School-Enrollment Data Confirm Forced-Unionism New Hampshire Isn’t Creating Enough Family-Supporting Jobs
U.S. Census Bureau data released a few months ago showed a sharp contrast in K-12 school-aged (5-17 years old) population in Right to Work and forced-unionism states over the past decade. From 2002 to 2012, the total number of school-aged people living in the 22 states that had Right to Work laws throughout the decade increased by 8.3%. Meanwhile, the school-aged population of the 27 states that lacked Right to Work laws for the whole period fell by 4.0%. (Indiana, which became a Right to Work state in 2012, is excluded. Michigan is counted here as a forced-unionism state, because its Right to Work law did not take effect until this year.)
Forced-unionism New Hampshire’s school-aged population fell by an especially steep 11.1%.
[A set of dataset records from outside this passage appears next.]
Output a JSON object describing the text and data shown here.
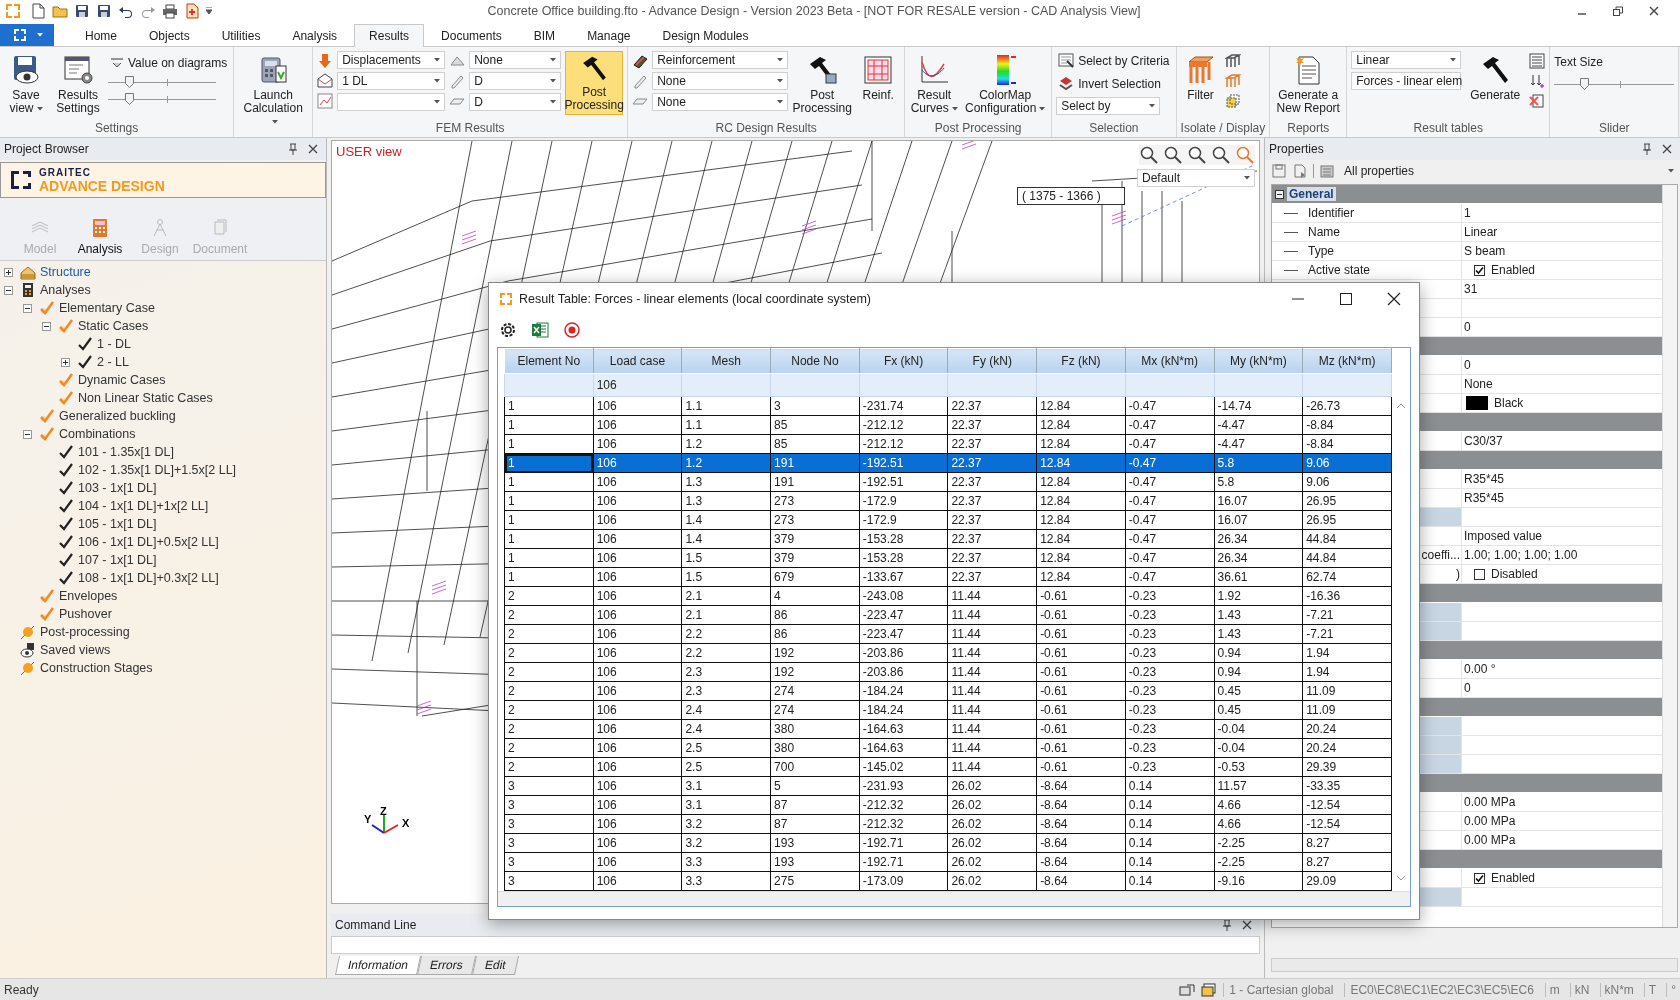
{
  "title_bar": {
    "title": "Concrete Office building.fto - Advance Design - Version 2023 Beta - [NOT FOR RESALE version - CAD Analysis View]"
  },
  "ribbon_tabs": [
    {
      "label": "Home",
      "selected": false
    },
    {
      "label": "Objects",
      "selected": false
    },
    {
      "label": "Utilities",
      "selected": false
    },
    {
      "label": "Analysis",
      "selected": false
    },
    {
      "label": "Results",
      "selected": true
    },
    {
      "label": "Documents",
      "selected": false
    },
    {
      "label": "BIM",
      "selected": false
    },
    {
      "label": "Manage",
      "selected": false
    },
    {
      "label": "Design Modules",
      "selected": false
    }
  ],
  "ribbon": {
    "settings": {
      "label": "Settings",
      "buttons": [
        "Save view",
        "Results Settings"
      ],
      "value_option": "Value on diagrams",
      "sliders": [
        {
          "level": 0.19
        },
        {
          "level": 0.19
        }
      ]
    },
    "calculation": {
      "button": "Launch Calculation"
    },
    "fem_results": {
      "label": "FEM Results",
      "combos_left": [
        {
          "value": "Displacements"
        },
        {
          "value": "1 DL"
        }
      ],
      "combos_right": [
        {
          "value": "None"
        },
        {
          "value": "D"
        },
        {
          "value": "D"
        }
      ],
      "button": "Post Processing",
      "active": true
    },
    "rc_design": {
      "label": "RC Design Results",
      "combos": [
        {
          "value": "Reinforcement"
        },
        {
          "value": "None"
        },
        {
          "value": "None"
        }
      ],
      "buttons": [
        "Post Processing",
        "Reinf."
      ]
    },
    "post_processing": {
      "label": "Post Processing",
      "buttons": [
        "Result Curves",
        "ColorMap Configuration"
      ]
    },
    "selection": {
      "label": "Selection",
      "actions": [
        "Select by Criteria",
        "Invert Selection"
      ],
      "combo": {
        "value": "Select by"
      }
    },
    "isolate": {
      "label": "Isolate / Display",
      "button": "Filter"
    },
    "reports": {
      "label": "Reports",
      "button": "Generate a New Report"
    },
    "result_tables": {
      "label": "Result tables",
      "combos": [
        {
          "value": "Linear"
        },
        {
          "value": "Forces - linear elem"
        }
      ],
      "button": "Generate"
    },
    "slider_group": {
      "label": "Slider",
      "caption": "Text Size",
      "slider": {
        "level": 0.25
      }
    }
  },
  "project_browser": {
    "title": "Project Browser",
    "brand": "GRAITEC",
    "product": "ADVANCE DESIGN",
    "tabs": [
      {
        "label": "Model",
        "selected": false
      },
      {
        "label": "Analysis",
        "selected": true
      },
      {
        "label": "Design",
        "selected": false
      },
      {
        "label": "Document",
        "selected": false
      }
    ],
    "tree": [
      {
        "label": "Structure",
        "kind": "structure",
        "expanded": false
      },
      {
        "label": "Analyses",
        "kind": "calculator",
        "expanded": true,
        "children": [
          {
            "label": "Elementary Case",
            "kind": "case",
            "expanded": true,
            "children": [
              {
                "label": "Static Cases",
                "kind": "case",
                "expanded": true,
                "children": [
                  {
                    "label": "1 - DL",
                    "kind": "load"
                  },
                  {
                    "label": "2 - LL",
                    "kind": "load",
                    "expanded": false
                  }
                ]
              },
              {
                "label": "Dynamic Cases",
                "kind": "case"
              },
              {
                "label": "Non Linear Static Cases",
                "kind": "case"
              }
            ]
          },
          {
            "label": "Generalized buckling",
            "kind": "case"
          },
          {
            "label": "Combinations",
            "kind": "case",
            "expanded": true,
            "children": [
              {
                "label": "101 - 1.35x[1 DL]",
                "kind": "load"
              },
              {
                "label": "102 - 1.35x[1 DL]+1.5x[2 LL]",
                "kind": "load"
              },
              {
                "label": "103 - 1x[1 DL]",
                "kind": "load"
              },
              {
                "label": "104 - 1x[1 DL]+1x[2 LL]",
                "kind": "load"
              },
              {
                "label": "105 - 1x[1 DL]",
                "kind": "load"
              },
              {
                "label": "106 - 1x[1 DL]+0.5x[2 LL]",
                "kind": "load"
              },
              {
                "label": "107 - 1x[1 DL]",
                "kind": "load"
              },
              {
                "label": "108 - 1x[1 DL]+0.3x[2 LL]",
                "kind": "load"
              }
            ]
          },
          {
            "label": "Envelopes",
            "kind": "case"
          },
          {
            "label": "Pushover",
            "kind": "case"
          }
        ]
      },
      {
        "label": "Post-processing",
        "kind": "process"
      },
      {
        "label": "Saved views",
        "kind": "views"
      },
      {
        "label": "Construction Stages",
        "kind": "process"
      }
    ]
  },
  "viewport": {
    "title": "USER view",
    "view_preset": "Default",
    "coordinates": "( 1375 - 1366 )",
    "axes": [
      "Y",
      "Z",
      "X"
    ]
  },
  "command_line": {
    "title": "Command Line",
    "tabs": [
      {
        "label": "Information",
        "selected": true
      },
      {
        "label": "Errors",
        "selected": false
      },
      {
        "label": "Edit",
        "selected": false
      }
    ]
  },
  "properties": {
    "title": "Properties",
    "filter": "All properties",
    "rows": [
      {
        "kind": "header",
        "label": "General",
        "expanded": true
      },
      {
        "kind": "field",
        "label": "Identifier",
        "value": "1"
      },
      {
        "kind": "field",
        "label": "Name",
        "value": "Linear"
      },
      {
        "kind": "field",
        "label": "Type",
        "value": "S beam"
      },
      {
        "kind": "check",
        "label": "Active state",
        "value": "Enabled",
        "checked": true
      },
      {
        "kind": "field",
        "value": "31"
      },
      {
        "kind": "blank"
      },
      {
        "kind": "field",
        "value": "0"
      },
      {
        "kind": "header"
      },
      {
        "kind": "field",
        "value": "0"
      },
      {
        "kind": "field",
        "value": "None"
      },
      {
        "kind": "color",
        "value": "Black",
        "color": "#000000"
      },
      {
        "kind": "header"
      },
      {
        "kind": "field",
        "value": "C30/37"
      },
      {
        "kind": "header"
      },
      {
        "kind": "field",
        "value": "R35*45"
      },
      {
        "kind": "field",
        "value": "R35*45"
      },
      {
        "kind": "shaded"
      },
      {
        "kind": "field",
        "value": "Imposed value"
      },
      {
        "kind": "field",
        "label": "coeffi...",
        "value": "1.00; 1.00; 1.00; 1.00"
      },
      {
        "kind": "check",
        "label": ")",
        "value": "Disabled",
        "checked": false
      },
      {
        "kind": "header"
      },
      {
        "kind": "shaded"
      },
      {
        "kind": "shaded"
      },
      {
        "kind": "header"
      },
      {
        "kind": "field",
        "value": "0.00 °"
      },
      {
        "kind": "field",
        "value": "0"
      },
      {
        "kind": "header"
      },
      {
        "kind": "shaded"
      },
      {
        "kind": "shaded"
      },
      {
        "kind": "shaded"
      },
      {
        "kind": "header"
      },
      {
        "kind": "field",
        "value": "0.00 MPa"
      },
      {
        "kind": "field",
        "value": "0.00 MPa"
      },
      {
        "kind": "field",
        "value": "0.00 MPa"
      },
      {
        "kind": "header"
      },
      {
        "kind": "check",
        "value": "Enabled",
        "checked": true
      },
      {
        "kind": "shaded"
      }
    ]
  },
  "result_table": {
    "title": "Result Table: Forces - linear elements (local coordinate system)",
    "columns": [
      "Element No",
      "Load case",
      "Mesh",
      "Node No",
      "Fx (kN)",
      "Fy (kN)",
      "Fz (kN)",
      "Mx (kN*m)",
      "My (kN*m)",
      "Mz (kN*m)"
    ],
    "filter_row": {
      "load_case": "106"
    },
    "rows": [
      {
        "cells": [
          "1",
          "106",
          "1.1",
          "3",
          "-231.74",
          "22.37",
          "12.84",
          "-0.47",
          "-14.74",
          "-26.73"
        ],
        "selected": false
      },
      {
        "cells": [
          "1",
          "106",
          "1.1",
          "85",
          "-212.12",
          "22.37",
          "12.84",
          "-0.47",
          "-4.47",
          "-8.84"
        ],
        "selected": false
      },
      {
        "cells": [
          "1",
          "106",
          "1.2",
          "85",
          "-212.12",
          "22.37",
          "12.84",
          "-0.47",
          "-4.47",
          "-8.84"
        ],
        "selected": false
      },
      {
        "cells": [
          "1",
          "106",
          "1.2",
          "191",
          "-192.51",
          "22.37",
          "12.84",
          "-0.47",
          "5.8",
          "9.06"
        ],
        "selected": true
      },
      {
        "cells": [
          "1",
          "106",
          "1.3",
          "191",
          "-192.51",
          "22.37",
          "12.84",
          "-0.47",
          "5.8",
          "9.06"
        ],
        "selected": false
      },
      {
        "cells": [
          "1",
          "106",
          "1.3",
          "273",
          "-172.9",
          "22.37",
          "12.84",
          "-0.47",
          "16.07",
          "26.95"
        ],
        "selected": false
      },
      {
        "cells": [
          "1",
          "106",
          "1.4",
          "273",
          "-172.9",
          "22.37",
          "12.84",
          "-0.47",
          "16.07",
          "26.95"
        ],
        "selected": false
      },
      {
        "cells": [
          "1",
          "106",
          "1.4",
          "379",
          "-153.28",
          "22.37",
          "12.84",
          "-0.47",
          "26.34",
          "44.84"
        ],
        "selected": false
      },
      {
        "cells": [
          "1",
          "106",
          "1.5",
          "379",
          "-153.28",
          "22.37",
          "12.84",
          "-0.47",
          "26.34",
          "44.84"
        ],
        "selected": false
      },
      {
        "cells": [
          "1",
          "106",
          "1.5",
          "679",
          "-133.67",
          "22.37",
          "12.84",
          "-0.47",
          "36.61",
          "62.74"
        ],
        "selected": false
      },
      {
        "cells": [
          "2",
          "106",
          "2.1",
          "4",
          "-243.08",
          "11.44",
          "-0.61",
          "-0.23",
          "1.92",
          "-16.36"
        ],
        "selected": false
      },
      {
        "cells": [
          "2",
          "106",
          "2.1",
          "86",
          "-223.47",
          "11.44",
          "-0.61",
          "-0.23",
          "1.43",
          "-7.21"
        ],
        "selected": false
      },
      {
        "cells": [
          "2",
          "106",
          "2.2",
          "86",
          "-223.47",
          "11.44",
          "-0.61",
          "-0.23",
          "1.43",
          "-7.21"
        ],
        "selected": false
      },
      {
        "cells": [
          "2",
          "106",
          "2.2",
          "192",
          "-203.86",
          "11.44",
          "-0.61",
          "-0.23",
          "0.94",
          "1.94"
        ],
        "selected": false
      },
      {
        "cells": [
          "2",
          "106",
          "2.3",
          "192",
          "-203.86",
          "11.44",
          "-0.61",
          "-0.23",
          "0.94",
          "1.94"
        ],
        "selected": false
      },
      {
        "cells": [
          "2",
          "106",
          "2.3",
          "274",
          "-184.24",
          "11.44",
          "-0.61",
          "-0.23",
          "0.45",
          "11.09"
        ],
        "selected": false
      },
      {
        "cells": [
          "2",
          "106",
          "2.4",
          "274",
          "-184.24",
          "11.44",
          "-0.61",
          "-0.23",
          "0.45",
          "11.09"
        ],
        "selected": false
      },
      {
        "cells": [
          "2",
          "106",
          "2.4",
          "380",
          "-164.63",
          "11.44",
          "-0.61",
          "-0.23",
          "-0.04",
          "20.24"
        ],
        "selected": false
      },
      {
        "cells": [
          "2",
          "106",
          "2.5",
          "380",
          "-164.63",
          "11.44",
          "-0.61",
          "-0.23",
          "-0.04",
          "20.24"
        ],
        "selected": false
      },
      {
        "cells": [
          "2",
          "106",
          "2.5",
          "700",
          "-145.02",
          "11.44",
          "-0.61",
          "-0.23",
          "-0.53",
          "29.39"
        ],
        "selected": false
      },
      {
        "cells": [
          "3",
          "106",
          "3.1",
          "5",
          "-231.93",
          "26.02",
          "-8.64",
          "0.14",
          "11.57",
          "-33.35"
        ],
        "selected": false
      },
      {
        "cells": [
          "3",
          "106",
          "3.1",
          "87",
          "-212.32",
          "26.02",
          "-8.64",
          "0.14",
          "4.66",
          "-12.54"
        ],
        "selected": false
      },
      {
        "cells": [
          "3",
          "106",
          "3.2",
          "87",
          "-212.32",
          "26.02",
          "-8.64",
          "0.14",
          "4.66",
          "-12.54"
        ],
        "selected": false
      },
      {
        "cells": [
          "3",
          "106",
          "3.2",
          "193",
          "-192.71",
          "26.02",
          "-8.64",
          "0.14",
          "-2.25",
          "8.27"
        ],
        "selected": false
      },
      {
        "cells": [
          "3",
          "106",
          "3.3",
          "193",
          "-192.71",
          "26.02",
          "-8.64",
          "0.14",
          "-2.25",
          "8.27"
        ],
        "selected": false
      },
      {
        "cells": [
          "3",
          "106",
          "3.3",
          "275",
          "-173.09",
          "26.02",
          "-8.64",
          "0.14",
          "-9.16",
          "29.09"
        ],
        "selected": false
      }
    ]
  },
  "status_bar": {
    "status": "Ready",
    "coordinate_system": "1 - Cartesian global",
    "codes": "EC0\\EC8\\EC1\\EC2\\EC3\\EC5\\EC6",
    "units": [
      "m",
      "kN",
      "kN*m",
      "T",
      "°"
    ]
  }
}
This demographic indicator is an excellent gauge of a state’s success in furnishing economic opportunities for young adults who have children or plan to do so in the near future. When a state’s school-aged population growth trails the national average by a wide margin, it logically follows that the state is under-performing when it comes to creating jobs that pay well enough to support a family, when the state’s cost of living is taken into account.
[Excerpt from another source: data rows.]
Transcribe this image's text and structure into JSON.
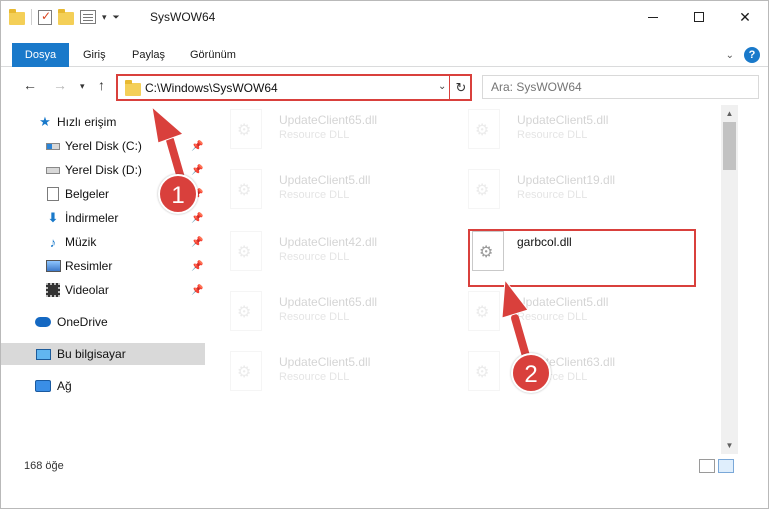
{
  "window": {
    "title": "SysWOW64"
  },
  "ribbon": {
    "tabs": [
      {
        "label": "Dosya"
      },
      {
        "label": "Giriş"
      },
      {
        "label": "Paylaş"
      },
      {
        "label": "Görünüm"
      }
    ]
  },
  "address": {
    "path": "C:\\Windows\\SysWOW64"
  },
  "search": {
    "placeholder": "Ara: SysWOW64"
  },
  "sidebar": {
    "items": [
      {
        "label": "Hızlı erişim",
        "icon": "star-icon"
      },
      {
        "label": "Yerel Disk (C:)",
        "icon": "drive-icon"
      },
      {
        "label": "Yerel Disk (D:)",
        "icon": "drive-icon"
      },
      {
        "label": "Belgeler",
        "icon": "documents-icon"
      },
      {
        "label": "İndirmeler",
        "icon": "download-icon"
      },
      {
        "label": "Müzik",
        "icon": "music-icon"
      },
      {
        "label": "Resimler",
        "icon": "pictures-icon"
      },
      {
        "label": "Videolar",
        "icon": "video-icon"
      },
      {
        "label": "OneDrive",
        "icon": "cloud-icon"
      },
      {
        "label": "Bu bilgisayar",
        "icon": "computer-icon"
      },
      {
        "label": "Ağ",
        "icon": "network-icon"
      }
    ]
  },
  "files": [
    {
      "name": "UpdateClient65.dll",
      "type": "Resource DLL"
    },
    {
      "name": "UpdateClient5.dll",
      "type": "Resource DLL"
    },
    {
      "name": "UpdateClient5.dll",
      "type": "Resource DLL"
    },
    {
      "name": "UpdateClient19.dll",
      "type": "Resource DLL"
    },
    {
      "name": "UpdateClient42.dll",
      "type": "Resource DLL"
    },
    {
      "name": "garbcol.dll",
      "type": ""
    },
    {
      "name": "UpdateClient65.dll",
      "type": "Resource DLL"
    },
    {
      "name": "UpdateClient5.dll",
      "type": "Resource DLL"
    },
    {
      "name": "UpdateClient5.dll",
      "type": "Resource DLL"
    },
    {
      "name": "UpdateClient63.dll",
      "type": "Resource DLL"
    }
  ],
  "status": {
    "count": "168 öğe"
  },
  "callouts": {
    "one": "1",
    "two": "2"
  },
  "colors": {
    "accent": "#1979ca",
    "highlight": "#d9403c"
  }
}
This week Mike Antonucci of the Education Intelligence Agency reported on the Granite State’s school enrollment trend from 2006 to 2011. (See the link below.) The education data examined by Antonucci confirm what the Census data already showed: Forced-unionism New Hampshire simply isn’t creating enough family-supporting jobs. Given that 18 of the bottom 19 states for school-aged population growth over the past decade are forced-unionism states (Hurricane Katrina-ravaged Louisiana is the sole exception), and all of the top eight are Right to Work states, it is very reasonable to believe passing a Right to Work law would help New Hampshire reverse its unfortunate trend:
New Hampshire school enrollment dropped almost 6 percent between the years 2006 and 2011, with the largest districts taking the brunt of it. Nine of the state’s 10 largest districts experienced steep declines in enrollment and, to a lesser extent, in teacher staffing.